GOOD Statement by Brett Herron,
GOOD Secretary-General & Member of the Western Cape Parliament
11 June 2026
On Tuesday, 9 June 2026, the Democratic Alliance (DA) placed a Western Cape Constitution Amendment Bill on the agenda of the Western Cape Provincial Parliament for consideration today.
This Bill was intended to amend the Western Cape Constitution in order to add an additional six members to the provincial legislature, from the current 42 Members, bringing the total number of members to 48.
Then, at the last minute the Bill was withdrawn from being subjected to a vote because the DA came to realise it would lose the vote in the house. This is because an amendment to the Constitution requires a two-third majority.
South Africans are struggling. The cost of living is punishing families. Housing backlogs grow longer every year. Infrastructure crumbles. Unemployment hollows out communities. 53% of Western Cape families are hungry.
And what does the DA-led Western Cape Government bring? A proposal to hire six more politicians. At this moment, in this province, this is the priority the Democratic Alliance wants to spend our money on.
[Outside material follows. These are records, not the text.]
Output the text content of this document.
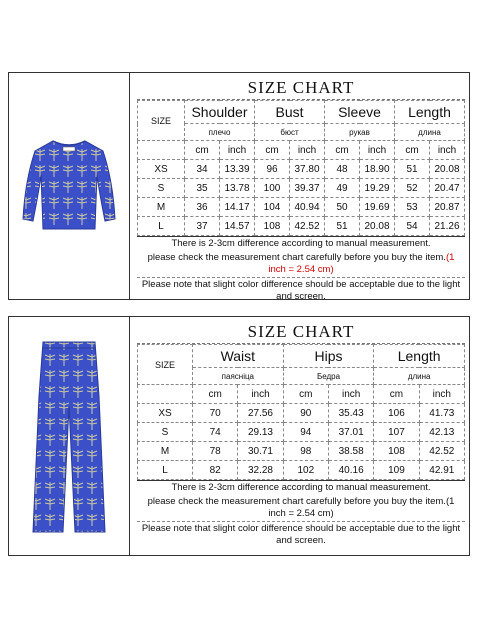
SIZE CHART
SIZE	Shoulder		Bust		Sleeve		Length	
	плечо		бюст		рукав		длина	
	cm	inch	cm	inch	cm	inch	cm	inch
XS	34	13.39	96	37.80	48	18.90	51	20.08
S	35	13.78	100	39.37	49	19.29	52	20.47
M	36	14.17	104	40.94	50	19.69	53	20.87
L	37	14.57	108	42.52	51	20.08	54	21.26
There is 2-3cm difference according to manual measurement.
please check the measurement chart carefully before you buy the item.(1 inch = 2.54 cm)
Please note that slight color difference should be acceptable due to the light and screen.
SIZE CHART
SIZE	Waist		Hips		Length	
	паясніца		Бедра		длина	
	cm	inch	cm	inch	cm	inch
XS	70	27.56	90	35.43	106	41.73
S	74	29.13	94	37.01	107	42.13
M	78	30.71	98	38.58	108	42.52
L	82	32.28	102	40.16	109	42.91
There is 2-3cm difference according to manual measurement.
please check the measurement chart carefully before you buy the item.(1 inch = 2.54 cm)
Please note that slight color difference should be acceptable due to the light and screen.
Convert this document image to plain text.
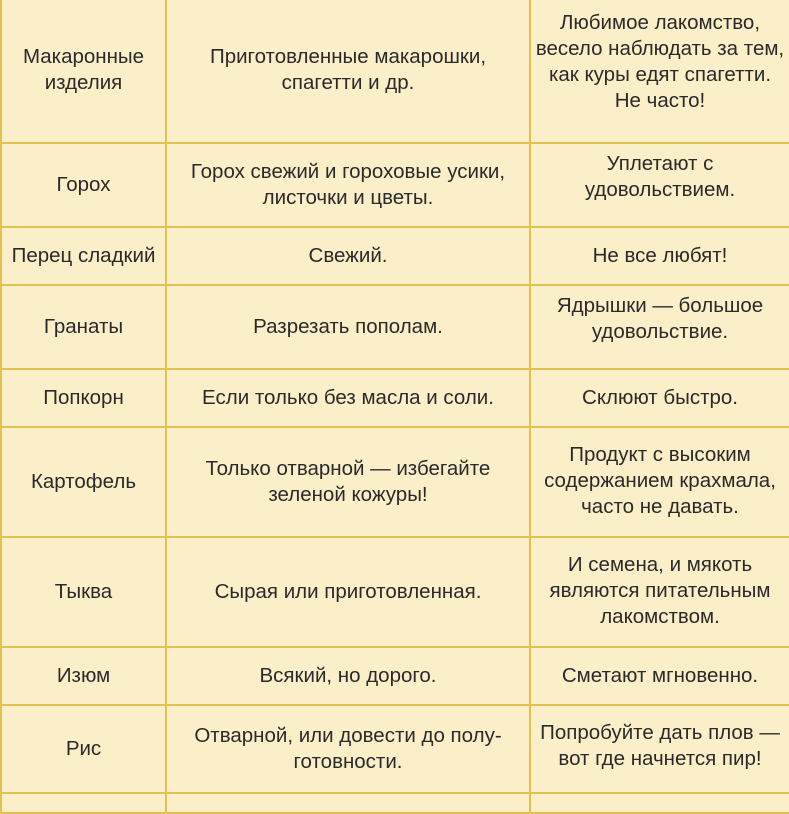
Макаронные изделия	Приготовленные макарошки, спагетти и др.	Любимое лакомство, весело наблюдать за тем, как куры едят спагетти. Не часто!

Горох	Горох свежий и гороховые усики, листочки и цветы.	Уплетают с удовольствием.

Перец сладкий	Свежий.	Не все любят!

Гранаты	Разрезать пополам.	Ядрышки — большое удовольствие.

Попкорн	Если только без масла и соли.	Склюют быстро.

Картофель	Только отварной — избегайте зеленой кожуры!	Продукт с высоким содержанием крахмала, часто не давать.

Тыква	Сырая или приготовленная.	И семена, и мякоть являются питательным лакомством.

Изюм	Всякий, но дорого.	Сметают мгновенно.

Рис	Отварной, или довести до полу-готовности.	Попробуйте дать плов — вот где начнется пир!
The justification offered is a population ratio — one member of Parliament for every 100 000 residents. But follow that logic to its conclusion: with the Western Cape growing by roughly 120 000 people a year, this House would need a new member every single year.
Each additional member costs approximately R1.6 million per year. Six new members: more than R21 million annually. Not once-off. Every year. Forever.
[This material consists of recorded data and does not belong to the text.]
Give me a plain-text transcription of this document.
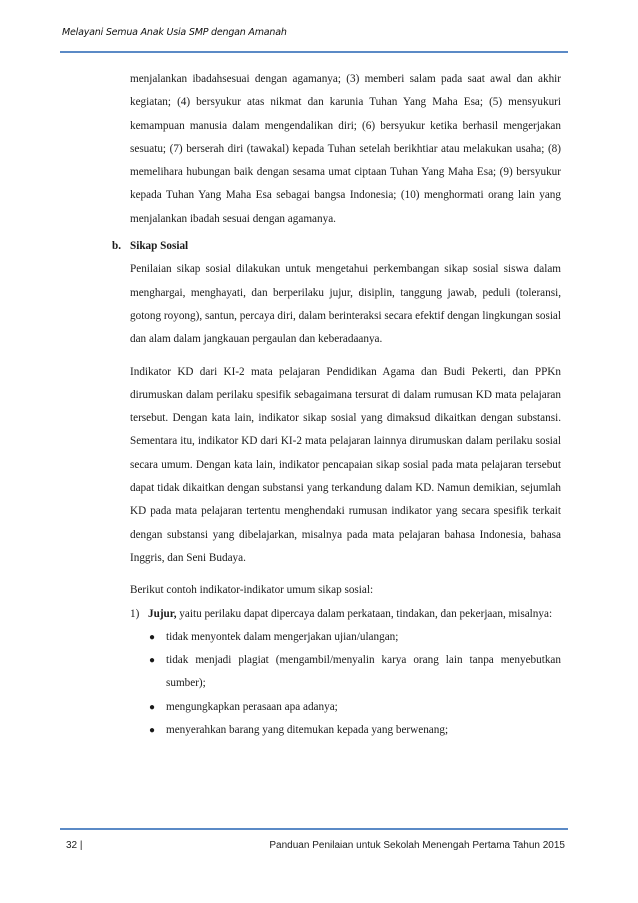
Melayani Semua Anak Usia SMP dengan Amanah
menjalankan ibadahsesuai dengan agamanya; (3) memberi salam pada saat awal dan akhir kegiatan; (4) bersyukur atas nikmat dan karunia Tuhan Yang Maha Esa; (5) mensyukuri kemampuan manusia dalam mengendalikan diri; (6) bersyukur ketika berhasil mengerjakan sesuatu; (7) berserah diri (tawakal) kepada Tuhan setelah berikhtiar atau melakukan usaha; (8) memelihara hubungan baik dengan sesama umat ciptaan Tuhan Yang Maha Esa; (9) bersyukur kepada Tuhan Yang Maha Esa sebagai bangsa Indonesia; (10) menghormati orang lain yang menjalankan ibadah sesuai dengan agamanya.
b. Sikap Sosial
Penilaian sikap sosial dilakukan untuk mengetahui perkembangan sikap sosial siswa dalam menghargai, menghayati, dan berperilaku jujur, disiplin, tanggung jawab, peduli (toleransi, gotong royong), santun, percaya diri, dalam berinteraksi secara efektif dengan lingkungan sosial dan alam dalam jangkauan pergaulan dan keberadaanya.
Indikator KD dari KI-2 mata pelajaran Pendidikan Agama dan Budi Pekerti, dan PPKn dirumuskan dalam perilaku spesifik sebagaimana tersurat di dalam rumusan KD mata pelajaran tersebut. Dengan kata lain, indikator sikap sosial yang dimaksud dikaitkan dengan substansi. Sementara itu, indikator KD dari KI-2 mata pelajaran lainnya dirumuskan dalam perilaku sosial secara umum. Dengan kata lain, indikator pencapaian sikap sosial pada mata pelajaran tersebut dapat tidak dikaitkan dengan substansi yang terkandung dalam KD. Namun demikian, sejumlah KD pada mata pelajaran tertentu menghendaki rumusan indikator yang secara spesifik terkait dengan substansi yang dibelajarkan, misalnya pada mata pelajaran bahasa Indonesia, bahasa Inggris, dan Seni Budaya.
Berikut contoh indikator-indikator umum sikap sosial:
1) Jujur, yaitu perilaku dapat dipercaya dalam perkataan, tindakan, dan pekerjaan, misalnya:
● tidak menyontek dalam mengerjakan ujian/ulangan;
● tidak menjadi plagiat (mengambil/menyalin karya orang lain tanpa menyebutkan sumber);
● mengungkapkan perasaan apa adanya;
● menyerahkan barang yang ditemukan kepada yang berwenang;
32 |	Panduan Penilaian untuk Sekolah Menengah Pertama Tahun 2015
A BNG house costs roughly R400 000. That R21 million could build 53 homes – 53 families moved off a waiting list and into a life of dignity. Every year.
Instead, this amendment asks those same families to fund six more people to sit in this chamber.
South Africans are not demanding more politicians.
They are demanding better service delivery, functioning hospitals, passable roads, and roofs over their heads. They are demanding value for money from a government that seems increasingly unable or unwilling to provide it. This amendment offers the public more cost with no clear benefit.
It is the wrong priority, at the wrong time, driven by the wrong instincts.
It is a proposal that protects the political class while the people it is meant to serve go without.
We refuse to be complicit in that trade-off and we reject this amendment.